George Jackson Review of Sokolow Performance in July 2014
by George Jackson
copyright 2014 by George Jackson
The consolation, the culmination that two people can find when they come together is often the topic of dance works. Anna Sokolow’s individuals, though, never have it easy. They always seem unsatisfied and appear to be seeking something more than one another. Whether the dance is serious portraiture as in “Frida” (1997), rumination as in “September Sonnet” (1995) or ironic humor as in “Magritte Magritte” (1970)”, there is no final resolution of tensions, urges, quests for the expressive Sokolow (1910 – 2000). Thanks to Lorry May’s staging and the Dakshina company’s astute casting, the imprints of Sokolow’s diverse figures continued to linger long after Dance Place’s new doors had closed for the night.

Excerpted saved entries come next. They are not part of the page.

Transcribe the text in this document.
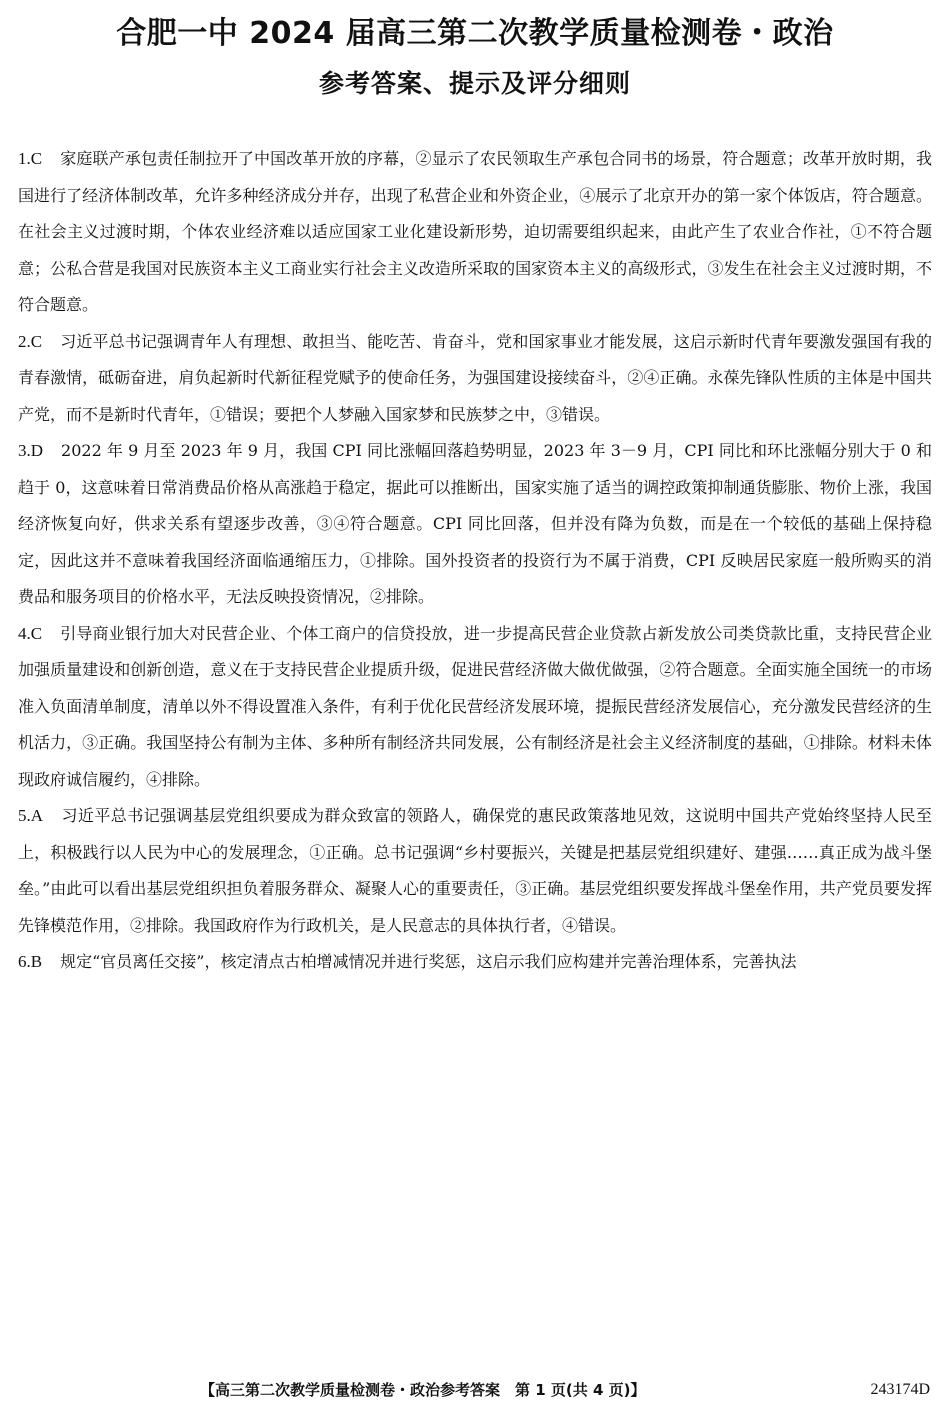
合肥一中 2024 届高三第二次教学质量检测卷・政治
参考答案、提示及评分细则

1.C 家庭联产承包责任制拉开了中国改革开放的序幕，②显示了农民领取生产承包合同书的场景，符合题意；改革开放时期，我国进行了经济体制改革，允许多种经济成分并存，出现了私营企业和外资企业，④展示了北京开办的第一家个体饭店，符合题意。在社会主义过渡时期，个体农业经济难以适应国家工业化建设新形势，迫切需要组织起来，由此产生了农业合作社，①不符合题意；公私合营是我国对民族资本主义工商业实行社会主义改造所采取的国家资本主义的高级形式，③发生在社会主义过渡时期，不符合题意。

2.C 习近平总书记强调青年人有理想、敢担当、能吃苦、肯奋斗，党和国家事业才能发展，这启示新时代青年要激发强国有我的青春激情，砥砺奋进，肩负起新时代新征程党赋予的使命任务，为强国建设接续奋斗，②④正确。永葆先锋队性质的主体是中国共产党，而不是新时代青年，①错误；要把个人梦融入国家梦和民族梦之中，③错误。

3.D 2022 年 9 月至 2023 年 9 月，我国 CPI 同比涨幅回落趋势明显，2023 年 3－9 月，CPI 同比和环比涨幅分别大于 0 和趋于 0，这意味着日常消费品价格从高涨趋于稳定，据此可以推断出，国家实施了适当的调控政策抑制通货膨胀、物价上涨，我国经济恢复向好，供求关系有望逐步改善，③④符合题意。CPI 同比回落，但并没有降为负数，而是在一个较低的基础上保持稳定，因此这并不意味着我国经济面临通缩压力，①排除。国外投资者的投资行为不属于消费，CPI 反映居民家庭一般所购买的消费品和服务项目的价格水平，无法反映投资情况，②排除。

4.C 引导商业银行加大对民营企业、个体工商户的信贷投放，进一步提高民营企业贷款占新发放公司类贷款比重，支持民营企业加强质量建设和创新创造，意义在于支持民营企业提质升级，促进民营经济做大做优做强，②符合题意。全面实施全国统一的市场准入负面清单制度，清单以外不得设置准入条件，有利于优化民营经济发展环境，提振民营经济发展信心，充分激发民营经济的生机活力，③正确。我国坚持公有制为主体、多种所有制经济共同发展，公有制经济是社会主义经济制度的基础，①排除。材料未体现政府诚信履约，④排除。

5.A 习近平总书记强调基层党组织要成为群众致富的领路人，确保党的惠民政策落地见效，这说明中国共产党始终坚持人民至上，积极践行以人民为中心的发展理念，①正确。总书记强调“乡村要振兴，关键是把基层党组织建好、建强……真正成为战斗堡垒。”由此可以看出基层党组织担负着服务群众、凝聚人心的重要责任，③正确。基层党组织要发挥战斗堡垒作用，共产党员要发挥先锋模范作用，②排除。我国政府作为行政机关，是人民意志的具体执行者，④错误。

6.B 规定“官员离任交接”，核定清点古柏增减情况并进行奖惩，这启示我们应构建并完善治理体系，完善执法

【高三第二次教学质量检测卷・政治参考答案　第 1 页(共 4 页)】	243174D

In the two late works, shape is crucial. The steps may have a folk dance pulse but Sokolow kneads the bodies for line, gum, gravity and infinity. The compact Melissa Greco Liu and tall Daniel Phoenix Singh were the principal pair in both pieces. She knew how to sink into herself ever so thoroughly, like fine cloth infolding seamlessly. He is able to torque his line so that one senses the horizon for which Sokolow’s restless search aims without loosing sight of the malleable flesh from whence it came.
In the earlier “Magritte Magritte”, the dynamics are very varied. There is both speeding and stasis, and some bravura steps are scattered about. Helen Marie Carruthers’ deployment of high heeled ballroom shoes in The Lovers section was as etched as any passage of point work. JP Flores was striking as he turned himself on and off as The Reckless Sleeper. Scott Parkinson, Brook Urquhart, Stacey Claytor and Singh contributed.
Apparent throughout the program were the apt colors and adept cuts of Judy Hansen’s costumes. Subsurface, as it ought to be, was the rehearsal work of Karen Bernstein, Harrier Moncure Fellows and Pamela Matthews. Next, how about Lorry May staging some early Sokolow?